Im Vergleich zu Patientinnen, die keine Chemotherapie erhalten hatten, waren Patientinnen, die eine Chemotherapie erhalten hatten, jünger (Durchschnittsalter 74 vs. 78 Jahre; p<0,001), hatten größere Primärtumoren (pT3/T4-Tumoren: 72 [20,6%] vs. 182 [14,7%) ]; p=0,005) und eine höhere pathologische LK-Belastung (75 [21,4%] gegenüber 81 [6,5%] im Stadium pN3 und 182 [52,0%] gegenüber 936 [75,4%] im Stadium pN1; p <0,001). Mehr Patientinnen, die eine Chemotherapie erhalten hatten, hatten auch andere adjuvante Behandlungen erhalten, einschließlich endokriner Therapie (309 [88,3%] gegenüber 1025 [82,5%]; p=0,01) und Strahlentherapie (236 [67,4%] gegenüber 540 [43,5%]; p<0,001).

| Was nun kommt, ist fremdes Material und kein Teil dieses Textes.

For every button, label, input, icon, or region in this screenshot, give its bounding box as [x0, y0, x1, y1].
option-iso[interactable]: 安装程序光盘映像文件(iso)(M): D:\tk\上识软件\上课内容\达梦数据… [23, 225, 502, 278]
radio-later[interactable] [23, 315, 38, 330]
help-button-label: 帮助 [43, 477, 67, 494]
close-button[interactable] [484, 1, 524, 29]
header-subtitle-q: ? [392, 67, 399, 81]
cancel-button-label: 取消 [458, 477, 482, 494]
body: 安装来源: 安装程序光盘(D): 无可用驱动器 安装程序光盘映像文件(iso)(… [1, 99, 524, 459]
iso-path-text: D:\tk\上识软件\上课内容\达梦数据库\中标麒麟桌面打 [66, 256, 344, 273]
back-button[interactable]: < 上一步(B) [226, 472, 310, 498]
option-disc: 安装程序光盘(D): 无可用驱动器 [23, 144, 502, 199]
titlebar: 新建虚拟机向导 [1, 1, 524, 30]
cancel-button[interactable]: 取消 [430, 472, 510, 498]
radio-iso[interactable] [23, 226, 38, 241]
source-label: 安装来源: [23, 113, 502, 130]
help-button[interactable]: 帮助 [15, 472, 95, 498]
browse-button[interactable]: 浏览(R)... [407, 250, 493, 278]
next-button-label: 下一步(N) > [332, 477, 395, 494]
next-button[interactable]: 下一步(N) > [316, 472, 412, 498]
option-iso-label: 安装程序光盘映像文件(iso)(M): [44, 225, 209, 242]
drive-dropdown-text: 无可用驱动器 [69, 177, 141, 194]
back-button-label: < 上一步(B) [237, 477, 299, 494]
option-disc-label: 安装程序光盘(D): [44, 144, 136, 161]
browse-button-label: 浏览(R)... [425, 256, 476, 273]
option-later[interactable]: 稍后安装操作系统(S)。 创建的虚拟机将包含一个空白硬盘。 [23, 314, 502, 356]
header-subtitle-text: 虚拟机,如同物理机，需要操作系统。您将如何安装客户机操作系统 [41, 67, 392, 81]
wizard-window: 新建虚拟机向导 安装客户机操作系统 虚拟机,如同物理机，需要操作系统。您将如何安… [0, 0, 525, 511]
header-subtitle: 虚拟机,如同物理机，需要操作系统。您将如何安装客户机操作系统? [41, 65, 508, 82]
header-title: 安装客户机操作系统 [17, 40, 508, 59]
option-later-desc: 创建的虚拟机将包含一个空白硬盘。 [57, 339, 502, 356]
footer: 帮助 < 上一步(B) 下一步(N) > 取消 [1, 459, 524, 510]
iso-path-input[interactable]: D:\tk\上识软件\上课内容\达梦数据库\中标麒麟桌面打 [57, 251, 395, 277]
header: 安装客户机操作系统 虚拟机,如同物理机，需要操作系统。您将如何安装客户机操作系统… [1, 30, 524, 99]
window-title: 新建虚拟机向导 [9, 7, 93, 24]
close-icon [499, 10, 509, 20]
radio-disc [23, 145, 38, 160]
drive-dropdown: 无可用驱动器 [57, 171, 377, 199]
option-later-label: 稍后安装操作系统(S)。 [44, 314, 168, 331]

In der gepaarten Kohorte mit einer medianen Nachbeobachtungszeit von 43,1 Monaten (95%-KI 39,6-46,5 Monate) wurde kein statistisch signifikanter Unterschied im medianen Gesamtüberleben zwischen der Gruppe mit und ohne Chemotherapie festgestellt (78,9 Monate [95%-KI 78,9 Monate bis nicht erreicht] gegenüber 62,7 Monaten [95%-KI 56,2 Monate bis nicht erreicht]; p=0,13). Nach der Bereinigung um mögliche Verzerrungsfaktoren war der Erhalt einer Chemotherapie mit einem verbesserten Überleben verbunden (Hazard Ratio 0,67; 95%-KI 0,48-0,93; p=0,02).
Fazit
Die Studienautoren schließen aus den Kohortendaten, dass bei älteren Patientinnen mit LK-positivem, Östrogenrezeptor-positivem Brustkrebs und multiplen Komorbiditäten der Erhalt einer Chemotherapie mit einem verbesserten Gesamtüberleben verbunden war.
Die Analyseergebnisse deuten darauf hin, dass Ärzte sorgfältig diejenigen Patientinnen auswählen, die wahrscheinlich von einer adjuvanten Chemotherapie profitieren. Dieses Vorgehen scheint auf bestimmten, in der Studie nicht berücksichtigten Variablen zu basieren. Ein standardisierter, multidisziplinärer Versorgungsansatz kann mit langfristigen Behandlungsergebnissen in dieser Untergruppe von Patientinnen verbunden sein und sollte auf der Basis prospektiver Studien ermittelt werden, empfehlen die Autoren.
Die Studie wurde teilweise durch das National Cancer Institute der National Institutes of Health (Fördernummer P30 CA016672) unterstützt.